The U.S. Court of International Trade has denied the Trump administration’s request to lift a ban on certain seafood imports caught with gillnets that kill the critically endangered vaquita porpoise. In July, the court ordered the government to ban such imports from Mexico’s Gulf of California and this ruling upholds the earlier decision.  

As few as 15 vaquita remain, and almost half the population drowns in fishing gillnets each year. Absent immediate additional protection, the tiny porpoise could be extinct by 2021.
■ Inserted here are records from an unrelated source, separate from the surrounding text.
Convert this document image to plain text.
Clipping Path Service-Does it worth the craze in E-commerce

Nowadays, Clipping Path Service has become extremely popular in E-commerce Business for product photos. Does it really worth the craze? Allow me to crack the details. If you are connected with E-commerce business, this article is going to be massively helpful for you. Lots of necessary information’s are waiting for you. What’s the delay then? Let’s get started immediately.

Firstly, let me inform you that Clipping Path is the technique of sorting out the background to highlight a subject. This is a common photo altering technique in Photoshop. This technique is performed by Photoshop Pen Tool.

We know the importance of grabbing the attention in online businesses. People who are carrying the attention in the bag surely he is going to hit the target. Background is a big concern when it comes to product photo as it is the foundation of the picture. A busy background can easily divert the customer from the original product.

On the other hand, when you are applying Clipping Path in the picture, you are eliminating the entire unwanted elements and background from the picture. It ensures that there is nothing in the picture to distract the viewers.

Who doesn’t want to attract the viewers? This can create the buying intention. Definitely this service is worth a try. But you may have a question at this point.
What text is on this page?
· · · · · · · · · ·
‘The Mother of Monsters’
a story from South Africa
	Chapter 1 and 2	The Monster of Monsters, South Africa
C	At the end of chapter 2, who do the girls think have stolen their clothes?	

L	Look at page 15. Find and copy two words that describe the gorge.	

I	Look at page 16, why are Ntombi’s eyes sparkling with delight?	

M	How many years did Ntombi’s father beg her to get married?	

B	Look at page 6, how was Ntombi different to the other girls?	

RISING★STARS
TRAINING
The import ban covers all fish and fish products from Mexican commercial fisheries that use gillnets within the vaquita’s range in the Upper Gulf of California. This includes shrimp, corvina (drum fish), sierra (Spanish mackerel) and chano (bigeye croaker) from the area. Gillnets are fishing nets that hang in the water, indiscriminately catching both target fish and other marine creatures, including vaquita. It is estimated that in 2017 alone more than 1,400 tons of the now-banned gillnet-caught fish and shrimp, valued at roughly $16 million, crossed the border to be consumed in the U.S.

“We applaud the court for its clear and unequivocal rejection of the government’s attempts to reverse this important decision,” said DJ Schubert, wildlife biologist for the Animal Welfare Institute. “The court made clear that the government’s arguments were not sufficient to upend the Marine Mammal Protection Act mandate to protect marine mammals.”

The U.S. Marine Mammal Protection Act requires the U.S. government to ban seafood imports from foreign fisheries that kill marine mammals, including the vaquita, at a rate that would violate U.S. standards for domestic fishers. The vaquita’s mortality rate of almost half the population each year far exceeds the fisheries’ bycatch rates for marine mammals permitted in this country.

“Americans don’t want to be complicit in causing the extinction of the vaquita porpoise by purchasing fish caught in gillnets,” said Schubert. “The court held that the interests of the vaquita are more important than the government’s spurious claims that a ban on gillnet-caught seafood will harm relations between the U.S. and Mexico.”

Mexico has failed to permanently ban all gillnets in the vaquita’s habitat, despite repeated recommendations by scientists and evidence that the use of gillnets by any fishery, in or adjacent to the vaquita’s range, will undeniably lead to the species’ extinction.